Enter SCOTTY, dressed casually in a grey t-shirt. He has just come in from the snow. The hem of his pants is damp. He is panting for breath and carrying a winter coat, a scarf, a Cairn sweatshirt, a diabetic briefcase, and a plastic lightsaber. His eyes are wild, his face flushed, his hair curled from now-evaporated sweat.
SCOTTY: You’re gonna want to hear this.
ERIC: (bemused) Yeah, it…looks like you’ve been on an adventure.
SCOTTY: I was. (still panting, sets down his items, trying to collect his thoughts) I was.
ERIC: Let’s hear it.
SCOTTY: So, as you know, I parked my minivan on campus last night.
ERIC: Your, uh, Mercury…
SCOTTY: …Mercury Villager Mini-Van Sport ™ . 1999. Yes.
ERIC: Hot ride.
SCOTTY: Right. So today I walked up to campus for lunch. I only took my medicine and my lightsaber.
ERIC: Why?
SCOTTY: I need to take insulin to eat. Diabetes, remember?
ERIC: No, why the lightsaber?
SCOTTY: Oh, I figured there would be snow on my van and I don’t have a shovel. Better than using my arm.
ERIC: Gotcha.
SCOTTY: Turns out there wasn’t any snow on it, but there was a considerable wall between the back of the van and the road behind it.
ERIC: Where was this?
SCOTTY: Behind Stillman, to the far right of the dumpster.
ERIC: Okay.
SCOTTY: Adam Green, thank God, is also out there, and he has shovels. So once he’s done with his car, the two of us start working on mine. In a couple of minutes, we’ve made a nice, wide path behind the van. So I get in and begin to back out.
ERIC: Right…
SCOTTY: (pacing about the room) It goes for a bit and then, suddenly, stops. A bit frustrated, Adam and I resume our shoveling, scraping away some of the more base-level snow around the tires.
ERIC: How long is this story?
SCOTTY: But the car will not move. The tires continue to spin. We shovel more, this time bringing out our ice scrapers, chipping any frozen bits we can off the ground.
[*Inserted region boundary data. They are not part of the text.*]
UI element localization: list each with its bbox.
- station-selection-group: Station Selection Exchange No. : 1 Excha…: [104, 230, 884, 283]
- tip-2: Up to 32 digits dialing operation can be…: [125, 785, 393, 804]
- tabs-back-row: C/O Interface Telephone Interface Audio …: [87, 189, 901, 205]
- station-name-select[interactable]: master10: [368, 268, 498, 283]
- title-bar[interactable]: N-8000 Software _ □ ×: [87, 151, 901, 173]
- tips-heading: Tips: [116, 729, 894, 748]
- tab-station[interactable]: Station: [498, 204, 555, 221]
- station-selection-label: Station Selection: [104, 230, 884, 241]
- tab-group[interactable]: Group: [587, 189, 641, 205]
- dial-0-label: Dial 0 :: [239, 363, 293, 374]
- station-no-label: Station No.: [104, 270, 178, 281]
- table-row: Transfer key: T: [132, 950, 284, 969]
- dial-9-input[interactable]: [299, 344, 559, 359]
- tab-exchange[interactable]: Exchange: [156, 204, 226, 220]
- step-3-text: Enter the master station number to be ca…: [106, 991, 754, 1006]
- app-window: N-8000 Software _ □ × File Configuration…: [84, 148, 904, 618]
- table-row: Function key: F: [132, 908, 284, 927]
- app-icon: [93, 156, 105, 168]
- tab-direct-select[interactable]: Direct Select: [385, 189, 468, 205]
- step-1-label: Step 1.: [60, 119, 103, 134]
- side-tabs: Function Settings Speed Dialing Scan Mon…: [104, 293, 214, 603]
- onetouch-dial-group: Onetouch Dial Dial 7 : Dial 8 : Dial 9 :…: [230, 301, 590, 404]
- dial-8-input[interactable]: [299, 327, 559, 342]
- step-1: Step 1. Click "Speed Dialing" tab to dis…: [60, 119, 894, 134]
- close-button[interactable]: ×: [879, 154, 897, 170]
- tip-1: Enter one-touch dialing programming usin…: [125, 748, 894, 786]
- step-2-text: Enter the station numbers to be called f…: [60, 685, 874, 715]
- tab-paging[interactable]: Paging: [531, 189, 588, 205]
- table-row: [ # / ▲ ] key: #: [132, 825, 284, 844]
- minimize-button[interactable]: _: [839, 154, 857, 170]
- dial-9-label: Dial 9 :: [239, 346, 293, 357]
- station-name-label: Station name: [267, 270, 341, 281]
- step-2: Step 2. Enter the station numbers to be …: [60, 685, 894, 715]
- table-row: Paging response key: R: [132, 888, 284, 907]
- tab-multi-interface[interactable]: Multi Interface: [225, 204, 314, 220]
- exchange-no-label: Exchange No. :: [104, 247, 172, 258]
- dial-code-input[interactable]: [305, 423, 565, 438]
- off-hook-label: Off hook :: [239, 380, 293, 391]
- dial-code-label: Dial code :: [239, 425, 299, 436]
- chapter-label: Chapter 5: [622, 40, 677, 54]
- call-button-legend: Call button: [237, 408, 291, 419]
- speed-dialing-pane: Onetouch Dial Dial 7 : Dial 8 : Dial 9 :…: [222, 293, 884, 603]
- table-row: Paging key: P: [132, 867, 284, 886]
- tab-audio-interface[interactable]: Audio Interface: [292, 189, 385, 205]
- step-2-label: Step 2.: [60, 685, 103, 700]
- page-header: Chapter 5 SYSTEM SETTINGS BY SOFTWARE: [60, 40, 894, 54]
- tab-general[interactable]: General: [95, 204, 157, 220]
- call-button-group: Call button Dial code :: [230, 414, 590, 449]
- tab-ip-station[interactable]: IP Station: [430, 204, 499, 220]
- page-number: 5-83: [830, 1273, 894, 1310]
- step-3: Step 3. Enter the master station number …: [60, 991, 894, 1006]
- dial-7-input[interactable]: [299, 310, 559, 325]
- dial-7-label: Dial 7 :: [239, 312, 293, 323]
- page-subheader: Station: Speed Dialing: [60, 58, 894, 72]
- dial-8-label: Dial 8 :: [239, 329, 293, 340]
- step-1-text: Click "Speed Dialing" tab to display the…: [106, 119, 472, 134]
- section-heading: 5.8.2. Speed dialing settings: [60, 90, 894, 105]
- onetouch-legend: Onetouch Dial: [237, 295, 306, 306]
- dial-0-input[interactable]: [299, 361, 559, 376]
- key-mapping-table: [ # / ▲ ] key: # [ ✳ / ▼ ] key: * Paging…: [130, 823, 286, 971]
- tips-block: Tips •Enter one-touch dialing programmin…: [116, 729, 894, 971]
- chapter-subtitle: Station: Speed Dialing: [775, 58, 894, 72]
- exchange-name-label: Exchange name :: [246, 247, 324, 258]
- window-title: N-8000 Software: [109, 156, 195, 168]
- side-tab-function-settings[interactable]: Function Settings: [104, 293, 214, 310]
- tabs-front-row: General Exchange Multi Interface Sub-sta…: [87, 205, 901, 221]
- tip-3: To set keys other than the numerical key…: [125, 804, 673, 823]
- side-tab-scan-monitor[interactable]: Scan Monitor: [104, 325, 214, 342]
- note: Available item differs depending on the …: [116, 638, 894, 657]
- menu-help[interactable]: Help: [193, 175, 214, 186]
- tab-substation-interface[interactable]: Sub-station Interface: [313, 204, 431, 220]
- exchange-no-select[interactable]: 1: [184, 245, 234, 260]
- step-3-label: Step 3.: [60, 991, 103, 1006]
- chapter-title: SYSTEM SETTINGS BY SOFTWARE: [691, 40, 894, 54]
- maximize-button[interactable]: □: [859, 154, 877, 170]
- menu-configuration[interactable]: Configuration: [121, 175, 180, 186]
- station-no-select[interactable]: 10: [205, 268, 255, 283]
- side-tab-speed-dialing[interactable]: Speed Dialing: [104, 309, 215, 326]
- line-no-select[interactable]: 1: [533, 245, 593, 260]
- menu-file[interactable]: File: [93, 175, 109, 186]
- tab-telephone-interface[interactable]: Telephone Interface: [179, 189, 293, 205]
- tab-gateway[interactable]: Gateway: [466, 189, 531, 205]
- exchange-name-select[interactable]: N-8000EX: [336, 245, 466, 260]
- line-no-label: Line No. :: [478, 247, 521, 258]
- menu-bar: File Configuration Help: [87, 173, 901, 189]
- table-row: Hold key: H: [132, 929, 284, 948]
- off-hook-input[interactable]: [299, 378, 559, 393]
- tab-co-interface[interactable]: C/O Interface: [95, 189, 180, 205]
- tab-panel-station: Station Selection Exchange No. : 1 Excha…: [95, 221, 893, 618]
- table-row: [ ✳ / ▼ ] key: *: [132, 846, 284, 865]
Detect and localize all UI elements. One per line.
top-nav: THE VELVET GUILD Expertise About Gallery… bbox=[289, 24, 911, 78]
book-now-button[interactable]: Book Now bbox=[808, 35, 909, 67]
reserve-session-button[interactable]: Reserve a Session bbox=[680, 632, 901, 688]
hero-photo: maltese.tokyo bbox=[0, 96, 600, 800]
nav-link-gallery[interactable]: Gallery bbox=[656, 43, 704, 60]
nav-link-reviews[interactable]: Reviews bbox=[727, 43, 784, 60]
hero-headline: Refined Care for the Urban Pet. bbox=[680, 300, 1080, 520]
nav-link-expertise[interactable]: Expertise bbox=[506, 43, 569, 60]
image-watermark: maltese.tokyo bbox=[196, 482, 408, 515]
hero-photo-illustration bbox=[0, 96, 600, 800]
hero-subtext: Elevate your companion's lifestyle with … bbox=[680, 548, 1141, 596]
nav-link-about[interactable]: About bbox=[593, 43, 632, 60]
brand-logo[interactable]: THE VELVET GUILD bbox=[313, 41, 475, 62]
When I try to move the car, I smell burning rubber from my front-right tire.
ERIC: What the…?
SCOTTY: AND STILL IT WILL NOT MOVE. Adam and I return to our knees with a new determination, pulling off our outermost layers to ward off heat exhaustion as we kneel in the snow, hacking at the solid ice with the strength and precision of ancient artisans, banging down on the ice with our shovels like those first ancestors of man. Asphalt flew up with ice in our fervor, as we nearly broke through to what seems like the earth’s mantle with our four-and-seven-dollar ice scrapers.
ERIC: No lightsaber?
SCOTTY: What? No, I put that in the van.
ERIC: Aww…
SCOTTY: We spent half an hour or more shoveling, scraping, driving, and pushing. Our arms and lungs grew tired, but we cracked jokes to keep our spirits up, refusing to quit til the van had at last been freed.
ERIC: And…?
SCOTTY: We eventually got it out of the parking space, but couldn’t drive it any further. So I got in my van and…called my parents.
ERIC: Ooh. Rough.
SCOTTY: But then, as I’m talking to my Mom I glance down at the dashboard, and…
ERIC: The parking brake was on.
SCOTTY: Wait, yeah. It was on the whole dang time. How did you know?
ERIC: I guessed pretty early on.
SCOTTY: Well. That’s my story. That’s it.
ERIC: What’s the moral?
SCOTTY: That, in college, you can go from feeling like a man to feeling like a boy really quickly.
ERIC: Nice. Want some tea?
SCOTTY: (collapsing on the couch) Please.